2. A rotary latch assembly comprising:
a. a housing with a spindle opening;
b. a handle with a spindle engagement means and a lock tab engaging means, the handle being rotatably mounted to the housing with the spindle engagement means aligned with the housing spindle opening;
c. a bolt rotatably mounted to the handle for movement between an extended position and a retracted position;
d. a lock plate including a lock tab and a spindle opening defining a spindle locking feature and a spindle release feature, the lock plate being mounted to the housing for movement between a locked position with the locking feature aligned with the housing spindle opening, and an unlocked position with the release feature aligned with the housing spindle opening; and
e. bias means for engaging engagement edges of the lock plate, thereby securing the lock plate in its locked or unlocked position, wherein the bias means is at least one leaf spring having lock plate contact surfaces, a housing contact surface and a lock and unlock contact surface, the leaf spring being positioned between the housing and the lock plate with the leaf spring contact surface engaging the housing and the lock plate contact surfaces in contact with the lock plate, such that upon movement of the lock plate to the locked position, the leaf spring lock surface and lock plate contact surface engages the engagement edge of the lock plate to fix the lock plate in its locked position, and upon movement of the lock plate to its unlocked position, the leaf spring unlock contact surface engages an engagement edge of the lock plate to fix the lock plate in its unlocked position.
3. A rotary latch bolt assembly comprising:
a. a housing including a spindle opening and bias means for fixing the position of a lock plate;
b. a handle rotatable mounted to the housing;
c. a bolt rotatable mounted to the handle for movement between an extended position for engagement with a door latch strike and a retracted position for disengagement from a door latch strike;
d. a spindle secured by one end to the handle for rotational movement therewith, and extending from the handle through the housing;
e. a lock plate having a stem and a spindle opening defining a locking feature and a non-engagement feature, mounted within the housing for movement between a locked position with the locking feature in locking engagement with the spindle and the stem in locking engagement with the bolt to prevent movement of the bolt and handle, and an unlocked position with the spindle extended through the non-engagement feature and the stem disengaged from the bolt to permit movement of the bolt and handle; and
f. a base for securing the lock plate within the housing in engagement with the bias means;
g. a means of locking the bolt in the extended position, the means of locking the bolt being disposed on the stem; and
wherein the housing includes a stop located on the housing and further including a tab defining a tab recess, slideably mounted to the lock plate stem for movement between a locked position with the tab positioned in engagement with the bolt and the stop positioned within the tab recess to prevent movement of the bolt and an unlocked position with the tab disengaged from the bolt and stop to permit movement of the bolt.
Description
FIELD OF INVENTION

The present invention relates to a locking rotary latch for a hinged door.

RELATED ART

A common door latch includes a handle rotatably mounted by its base at an edge of a door. The handle is spring biased in a latched position with its nose (or a latch bolt) extended outward from the edge of the door for engagement with a latch strike secured to a door jamb. Upon rotation of the handle, the handle nose or latch bolt is rotated away from engagement with the latch strike, permitting the door to be opened. Such a rotary latch is typically locked by moving a lock key into engagement with a notch in the handle base while the rotary latch is in the latched position, preventing rotation of the handle with the handle nose or latch bolt in engagement with the latch strike.

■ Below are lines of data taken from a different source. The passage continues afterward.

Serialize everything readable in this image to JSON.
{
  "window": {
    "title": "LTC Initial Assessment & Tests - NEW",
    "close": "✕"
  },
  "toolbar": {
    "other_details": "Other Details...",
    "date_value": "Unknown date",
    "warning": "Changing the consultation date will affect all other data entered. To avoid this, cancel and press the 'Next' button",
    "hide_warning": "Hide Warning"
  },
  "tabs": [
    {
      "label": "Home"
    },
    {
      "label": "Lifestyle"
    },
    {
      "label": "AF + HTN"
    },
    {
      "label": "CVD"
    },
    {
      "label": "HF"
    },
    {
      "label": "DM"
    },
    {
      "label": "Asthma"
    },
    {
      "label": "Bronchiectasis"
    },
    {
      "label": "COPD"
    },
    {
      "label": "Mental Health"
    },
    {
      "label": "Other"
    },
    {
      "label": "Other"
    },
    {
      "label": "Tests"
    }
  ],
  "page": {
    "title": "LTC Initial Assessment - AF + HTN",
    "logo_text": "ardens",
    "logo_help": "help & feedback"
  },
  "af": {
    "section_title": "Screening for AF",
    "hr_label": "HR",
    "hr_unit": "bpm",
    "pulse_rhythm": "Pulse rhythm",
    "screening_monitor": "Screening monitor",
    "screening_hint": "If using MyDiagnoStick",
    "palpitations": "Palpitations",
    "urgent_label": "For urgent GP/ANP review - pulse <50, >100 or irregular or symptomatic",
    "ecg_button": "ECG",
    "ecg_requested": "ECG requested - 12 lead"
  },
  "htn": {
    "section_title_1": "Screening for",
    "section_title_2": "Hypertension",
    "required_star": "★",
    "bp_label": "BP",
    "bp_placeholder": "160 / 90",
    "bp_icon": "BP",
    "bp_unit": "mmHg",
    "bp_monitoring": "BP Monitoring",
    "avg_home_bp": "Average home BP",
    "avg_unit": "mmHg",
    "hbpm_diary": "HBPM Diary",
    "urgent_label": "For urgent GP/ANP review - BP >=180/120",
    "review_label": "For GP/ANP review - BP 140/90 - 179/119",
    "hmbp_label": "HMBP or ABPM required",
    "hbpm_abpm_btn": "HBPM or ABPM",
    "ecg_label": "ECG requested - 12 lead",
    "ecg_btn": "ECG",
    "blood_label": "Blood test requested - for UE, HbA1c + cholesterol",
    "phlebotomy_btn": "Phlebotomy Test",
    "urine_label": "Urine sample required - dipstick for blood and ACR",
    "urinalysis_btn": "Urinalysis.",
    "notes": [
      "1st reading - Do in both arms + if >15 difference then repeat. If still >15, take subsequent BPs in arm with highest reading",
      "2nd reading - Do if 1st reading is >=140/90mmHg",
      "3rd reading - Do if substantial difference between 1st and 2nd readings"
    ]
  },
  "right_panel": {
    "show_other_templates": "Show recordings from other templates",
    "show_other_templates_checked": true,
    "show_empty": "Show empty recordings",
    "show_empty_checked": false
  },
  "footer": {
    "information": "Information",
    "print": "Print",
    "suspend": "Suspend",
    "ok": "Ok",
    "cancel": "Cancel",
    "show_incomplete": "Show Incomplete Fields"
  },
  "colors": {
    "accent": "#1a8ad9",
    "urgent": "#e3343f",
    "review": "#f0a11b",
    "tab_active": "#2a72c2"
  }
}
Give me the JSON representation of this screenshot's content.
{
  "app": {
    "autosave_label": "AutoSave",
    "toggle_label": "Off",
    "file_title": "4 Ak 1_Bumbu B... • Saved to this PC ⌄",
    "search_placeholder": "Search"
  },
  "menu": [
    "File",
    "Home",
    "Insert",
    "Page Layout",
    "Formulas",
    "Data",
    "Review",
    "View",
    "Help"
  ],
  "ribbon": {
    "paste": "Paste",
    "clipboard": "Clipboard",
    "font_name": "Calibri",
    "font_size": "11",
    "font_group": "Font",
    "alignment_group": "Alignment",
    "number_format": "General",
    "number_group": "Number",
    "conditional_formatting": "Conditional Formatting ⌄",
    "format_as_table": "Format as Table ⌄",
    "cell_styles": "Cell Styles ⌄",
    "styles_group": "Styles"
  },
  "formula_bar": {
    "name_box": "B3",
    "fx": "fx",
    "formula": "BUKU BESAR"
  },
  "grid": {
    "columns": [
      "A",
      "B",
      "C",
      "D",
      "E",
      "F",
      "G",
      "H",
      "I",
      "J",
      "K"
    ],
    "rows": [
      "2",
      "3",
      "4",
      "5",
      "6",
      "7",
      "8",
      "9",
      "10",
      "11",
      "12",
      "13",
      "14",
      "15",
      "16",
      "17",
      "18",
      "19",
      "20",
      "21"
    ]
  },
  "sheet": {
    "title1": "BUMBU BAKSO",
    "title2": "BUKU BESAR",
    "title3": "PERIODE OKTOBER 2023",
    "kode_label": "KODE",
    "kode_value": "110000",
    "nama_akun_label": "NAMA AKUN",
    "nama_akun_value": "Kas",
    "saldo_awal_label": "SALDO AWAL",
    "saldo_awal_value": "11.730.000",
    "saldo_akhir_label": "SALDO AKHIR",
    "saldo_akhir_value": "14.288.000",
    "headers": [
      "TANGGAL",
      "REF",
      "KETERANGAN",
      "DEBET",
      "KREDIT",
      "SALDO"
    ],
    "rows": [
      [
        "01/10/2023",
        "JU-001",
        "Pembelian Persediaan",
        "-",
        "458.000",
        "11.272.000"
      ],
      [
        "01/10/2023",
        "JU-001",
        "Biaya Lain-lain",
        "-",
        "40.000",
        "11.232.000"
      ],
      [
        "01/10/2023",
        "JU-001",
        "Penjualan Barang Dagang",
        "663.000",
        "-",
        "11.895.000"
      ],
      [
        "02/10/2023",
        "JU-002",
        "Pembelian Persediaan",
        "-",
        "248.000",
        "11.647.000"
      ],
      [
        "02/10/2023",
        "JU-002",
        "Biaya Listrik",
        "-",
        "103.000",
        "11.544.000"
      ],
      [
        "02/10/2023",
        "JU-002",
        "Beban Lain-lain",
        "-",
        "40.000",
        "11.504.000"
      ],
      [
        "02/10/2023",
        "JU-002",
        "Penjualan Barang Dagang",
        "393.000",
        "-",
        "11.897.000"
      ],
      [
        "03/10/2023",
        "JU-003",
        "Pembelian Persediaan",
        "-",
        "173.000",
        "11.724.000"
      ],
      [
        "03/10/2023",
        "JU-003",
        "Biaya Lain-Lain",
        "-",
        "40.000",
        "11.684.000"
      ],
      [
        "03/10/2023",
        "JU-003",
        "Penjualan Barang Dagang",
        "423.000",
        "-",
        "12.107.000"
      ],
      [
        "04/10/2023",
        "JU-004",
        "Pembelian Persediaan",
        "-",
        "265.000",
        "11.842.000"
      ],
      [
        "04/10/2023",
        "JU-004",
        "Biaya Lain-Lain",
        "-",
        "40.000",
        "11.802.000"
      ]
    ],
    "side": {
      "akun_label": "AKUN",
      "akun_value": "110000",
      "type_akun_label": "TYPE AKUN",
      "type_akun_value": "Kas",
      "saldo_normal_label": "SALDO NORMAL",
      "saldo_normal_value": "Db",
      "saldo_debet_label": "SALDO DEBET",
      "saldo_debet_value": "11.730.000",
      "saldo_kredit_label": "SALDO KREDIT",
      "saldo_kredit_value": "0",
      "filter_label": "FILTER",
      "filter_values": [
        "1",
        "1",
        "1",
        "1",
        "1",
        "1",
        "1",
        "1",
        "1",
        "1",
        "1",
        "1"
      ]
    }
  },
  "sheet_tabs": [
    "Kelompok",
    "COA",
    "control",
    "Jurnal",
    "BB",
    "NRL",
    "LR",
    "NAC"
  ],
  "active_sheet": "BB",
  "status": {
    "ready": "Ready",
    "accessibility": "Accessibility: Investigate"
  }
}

These latches can be rotated out of their locked position if the key locks are not fully seated in the handle notch. The key locks are small and provide limited resistance to forced rotation of the door handle, creating susceptibility to forced entry. Occasionally, door modification is required to install these latches which may be designed exclusively for either left or right handed doors.

There is a need for a locking rotary latch that is inexpensive to construct, compact in size, simple in construction and flexible in use. There is also a need for a locking rotary lock that functions as a true deadbolt lock and that is symmetrical for use on both right and left handed doors without installer modification. The locking mechanism of the present invention can be utilized with any door latch that is dependent on rotation of a handle or a spindle for actuation.

BRIEF SUMMARY OF THE INVENTION

The rotary latch of the present invention includes a housing, a latch handle rotatably mounted by its base to the housing, a latch bolt rotatably secured to the handle for movement between an extended and retracted position, a spindle connected at one end to and rotatable with the handle, and extending therefrom into the housing for engagement with a lock plate, and a lock plate slideably mounted in the housing for movement between a locked position in engagement with the spindle to prevent rotation of the spindle, and an unlocked position that permits the spindle to freely rotate. In place of a spindle, the handle can also be formed to create a spindle extension into the housing.

The lock plate defines an opening through which the spindle extends. One end of the lock plate opening defines a locking feature, the other end of the lock plate opening is sized to prevent locking engagement between the lock plate and spindle (or spindle portion of the handle) to permit actuation of the spindle. When the lock plate is in the unlocked position, the “actuation” end of the lock plate opening allows free rotation of the spindle with respect to the lock plate, allowing the handle to be rotated to an open position and the door to be opened. When the lock plate is moved to the locked position, the spindle is engaged within the locking feature of the opening, preventing rotation of the spindle and handle, preventing the door from being opened. This arrangement creates a true deadbolt, a bolt incapable of being unlocked unless the lock itself is intentionally released. The lock is supported by the strength of the spindle and lock plate and is resistant to forced rotation of the handle.

BRIEF DESCRIPTION OF THE DRAWINGS

FIG. 1 is an isometric view of a door section with a rotary latch mounted thereon, highlighting the outside latch assembly.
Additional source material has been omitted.